As good as the new casino will be for reviving Baltimore’s economy, where more than quarter of the city’s 622 000 residents live below the poverty line, there have been some that are vehemently opposed to the new casino. Representative Elijah E. Cummings, a Baltimore Democrat said: “There are people that aren’t excited about gambling, and I am one of them. I have never gambled more than $5. But how can you put a price on jobs? We need jobs”.
Lawmakers in Annapolis debated for many years on whether or not to legalize gambling within Baltimore and eventually voters endorsed slots in a referendum in 2008. The lure of increased jobs as well as property taxes made the casino more acceptable to opponents of gambling.

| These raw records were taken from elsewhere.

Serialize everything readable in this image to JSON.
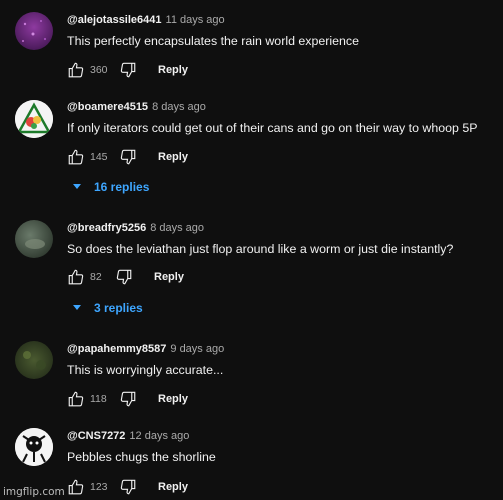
{
  "comments": [
    {
      "username": "@alejotassile6441",
      "time": "11 days ago",
      "text": "This perfectly encapsulates the rain world experience",
      "likes": "360",
      "reply_label": "Reply",
      "avatar_color": "#6b2e7a"
    },
    {
      "username": "@boamere4515",
      "time": "8 days ago",
      "text": "If only iterators could get out of their cans and go on their way to whoop 5P",
      "likes": "145",
      "reply_label": "Reply",
      "replies_label": "16 replies",
      "avatar_color": "#f4f4f4"
    },
    {
      "username": "@breadfry5256",
      "time": "8 days ago",
      "text": "So does the leviathan just flop around like a worm or just die instantly?",
      "likes": "82",
      "reply_label": "Reply",
      "replies_label": "3 replies",
      "avatar_color": "#4a5a4a"
    },
    {
      "username": "@papahemmy8587",
      "time": "9 days ago",
      "text": "This is worryingly accurate...",
      "likes": "118",
      "reply_label": "Reply",
      "avatar_color": "#2d3a22"
    },
    {
      "username": "@CNS7272",
      "time": "12 days ago",
      "text": "Pebbles chugs the shorline",
      "likes": "123",
      "reply_label": "Reply",
      "avatar_color": "#f4f4f4"
    }
  ],
  "watermark": "imgflip.com",
  "colors": {
    "background": "#0f0f0f",
    "link": "#3ea6ff",
    "muted": "#aaaaaa"
  },
  "icons": [
    "thumbs-up-icon",
    "thumbs-down-icon",
    "chevron-down-icon"
  ]
}
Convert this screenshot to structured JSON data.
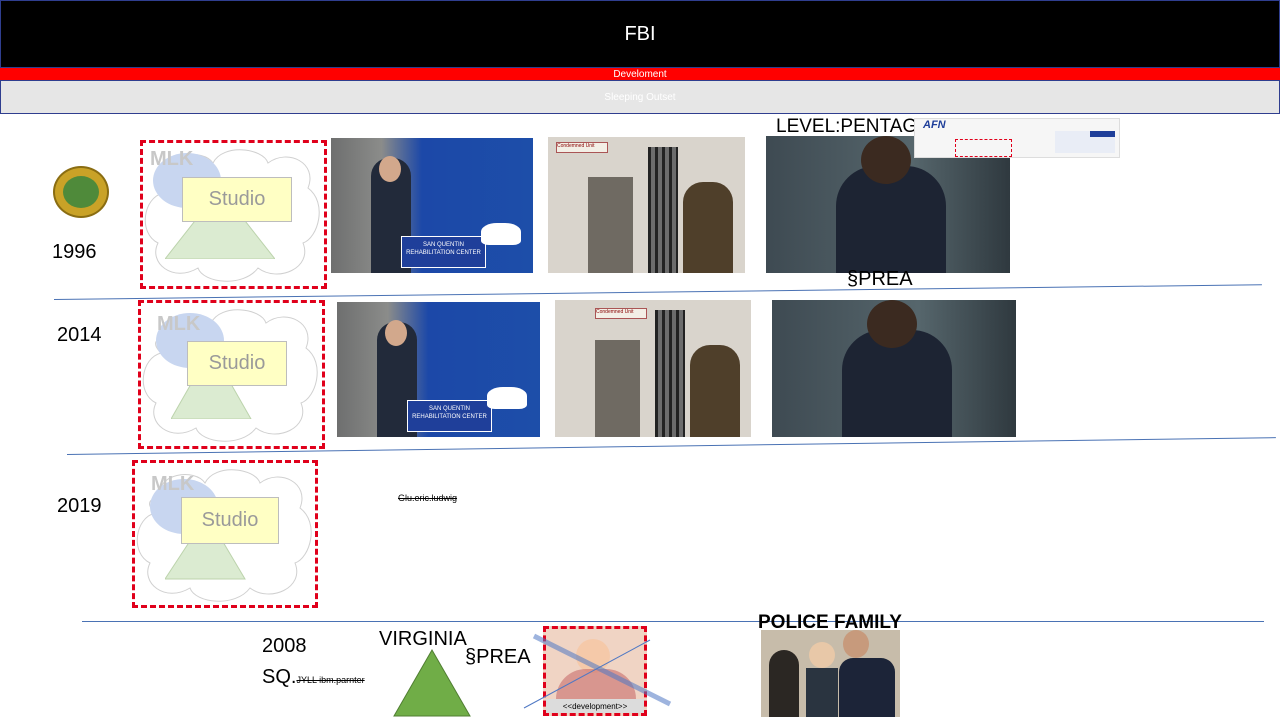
{
  "header": {
    "title": "FBI",
    "subtitle": "Develoment",
    "banner": "Sleeping Outset"
  },
  "rows": [
    {
      "year": "1996",
      "mlk": "MLK",
      "studio": "Studio"
    },
    {
      "year": "2014",
      "mlk": "MLK",
      "studio": "Studio"
    },
    {
      "year": "2019",
      "mlk": "MLK",
      "studio": "Studio"
    }
  ],
  "photos": {
    "podium_sign": "SAN QUENTIN REHABILITATION CENTER",
    "door_sign": "Condemned Unit"
  },
  "labels": {
    "level": "LEVEL:PENTAG",
    "afn": "AFN",
    "prea_top": "§PREA",
    "author": "Glu.eric.ludwig",
    "year_2008": "2008",
    "sq": "SQ.",
    "jyll": "JYLL ibm.parnter",
    "virginia": "VIRGINIA",
    "prea_bottom": "§PREA",
    "development": "<<development>>",
    "police_family": "POLICE FAMILY"
  },
  "colors": {
    "accent_red": "#e0001b",
    "bar_red": "#ff0000",
    "separator": "#4a72b4",
    "triangle_green": "#70ad47"
  }
}
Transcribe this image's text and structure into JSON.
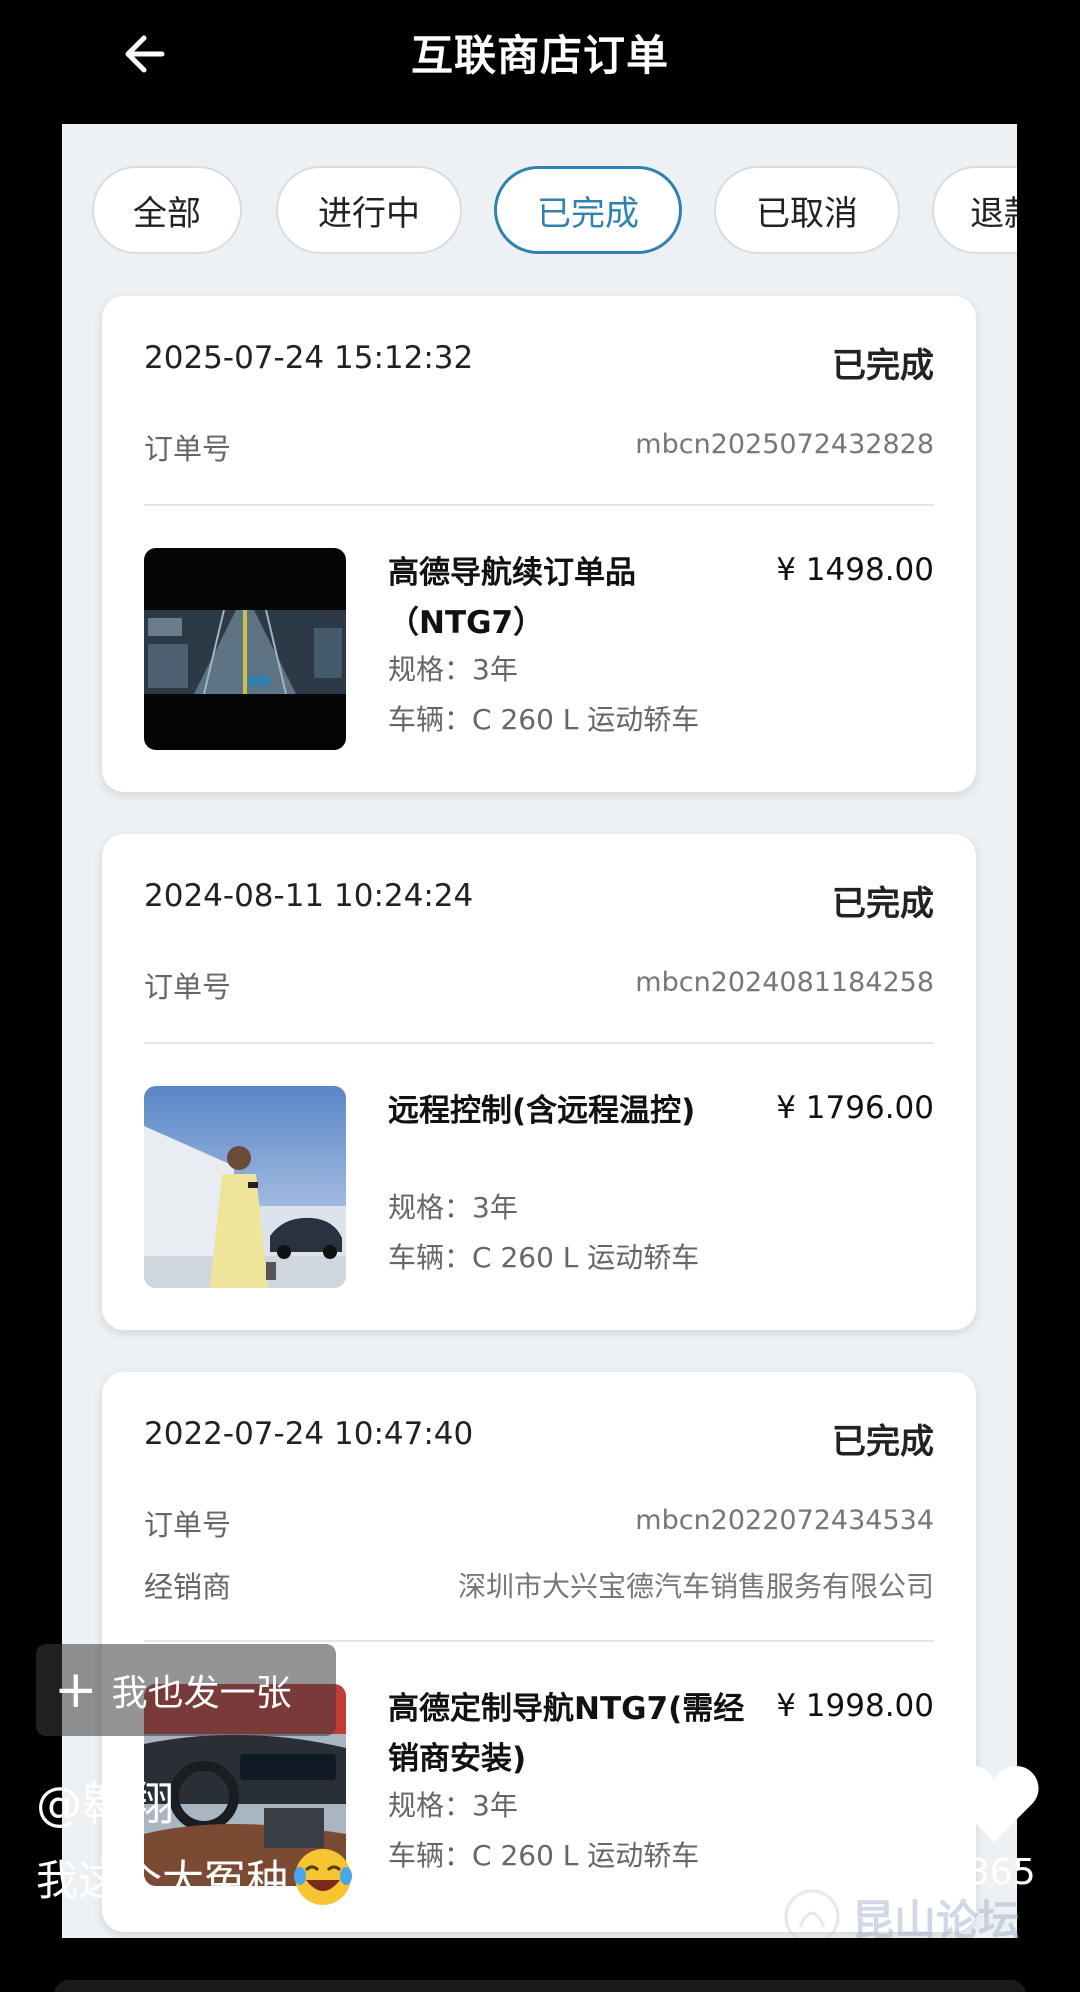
{
  "header": {
    "title": "互联商店订单"
  },
  "tabs": [
    {
      "label": "全部",
      "active": false
    },
    {
      "label": "进行中",
      "active": false
    },
    {
      "label": "已完成",
      "active": true
    },
    {
      "label": "已取消",
      "active": false
    },
    {
      "label": "退款",
      "active": false
    }
  ],
  "orders": [
    {
      "time": "2025-07-24 15:12:32",
      "status": "已完成",
      "order_label": "订单号",
      "order_no": "mbcn2025072432828",
      "product_name_line1": "高德导航续订单品",
      "product_name_line2": "（NTG7）",
      "price": "¥ 1498.00",
      "spec": "规格：3年",
      "vehicle": "车辆：C 260 L 运动轿车",
      "thumb_icon": "navigation-screen-image"
    },
    {
      "time": "2024-08-11 10:24:24",
      "status": "已完成",
      "order_label": "订单号",
      "order_no": "mbcn2024081184258",
      "product_name_line1": "远程控制(含远程温控)",
      "price": "¥ 1796.00",
      "spec": "规格：3年",
      "vehicle": "车辆：C 260 L 运动轿车",
      "thumb_icon": "woman-with-car-image"
    },
    {
      "time": "2022-07-24 10:47:40",
      "status": "已完成",
      "order_label": "订单号",
      "order_no": "mbcn2022072434534",
      "dealer_label": "经销商",
      "dealer": "深圳市大兴宝德汽车销售服务有限公司",
      "product_name_line1": "高德定制导航NTG7(需经",
      "product_name_line2": "销商安装)",
      "price": "¥ 1998.00",
      "spec": "规格：3年",
      "vehicle": "车辆：C 260 L 运动轿车",
      "thumb_icon": "car-interior-image"
    }
  ],
  "overlay": {
    "post_button": "我也发一张",
    "author": "@翱翔",
    "caption": "我这个大冤种",
    "like_count": "6365",
    "watermark": "昆山论坛"
  },
  "colors": {
    "accent": "#2f82b0",
    "panel_bg": "#eef1f3"
  }
}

Horeshoe Casino To Pay Baltimore $11 million in Lease Agreement
The Horseshoe Casino’s deal with Baltimore will see them pay at least $11 million in a lease-agreement as well as profit sharing and property taxes, for the first year alone. With the states four other casinos, the Horseshoe will generate revenue for education and other similar projects and, according to the Maryland Lottery and Gaming Control Agency, have raised $1.82 billion since 2010.
The latest addition to the Maryland casinos, also happens to be the second largest casino in the state, that is until the new $925 million MGM casino opens at National Harbor in the middle of 2016. The Horseshoe features 2500 slot machines, 122 table games such as Roulette and Blackjack and a 25 table World Series of Poker room, something that no other casino in the state has.
Among the obvious draws of big winnings, the casino also features celebrity run, world class restaurants, cocktail lounges, a nightclub and it holds the city’s only twenty-four-seven liquor license. Guy Fieri, the well-known celebrity chef, speaking at the Grand Opening said: “huge bar, open kitchen, all this energy happening, to be a part of it, mind blowing”.
“I can see myself coming here, maybe after a football game or before, and just hanging out” said Steven Dannenmann, a CPA from Severn who was the runner up in the $4,25 million main event of the 2005 World Series of Poker. “I tell you, I’ve been to a lot of casinos, in Vegas and Atlantic City and throughout Europe, and they have done a really great job here – all the glitter, but also giving it a flavor of Baltimore.
Even the local heroes, the Baltimore Ravens are getting in on the action and it would seem that the casino has already made what it can only hope to be its first local friend. The Ravens have booked out the entire section of the wrap-around deck of Johnny Sanchez, one of the casinos restaurants, for Tuesday night where they’ll be enjoying the evening’s festivities with a very familiar view, that of the M&T Bank Stadium.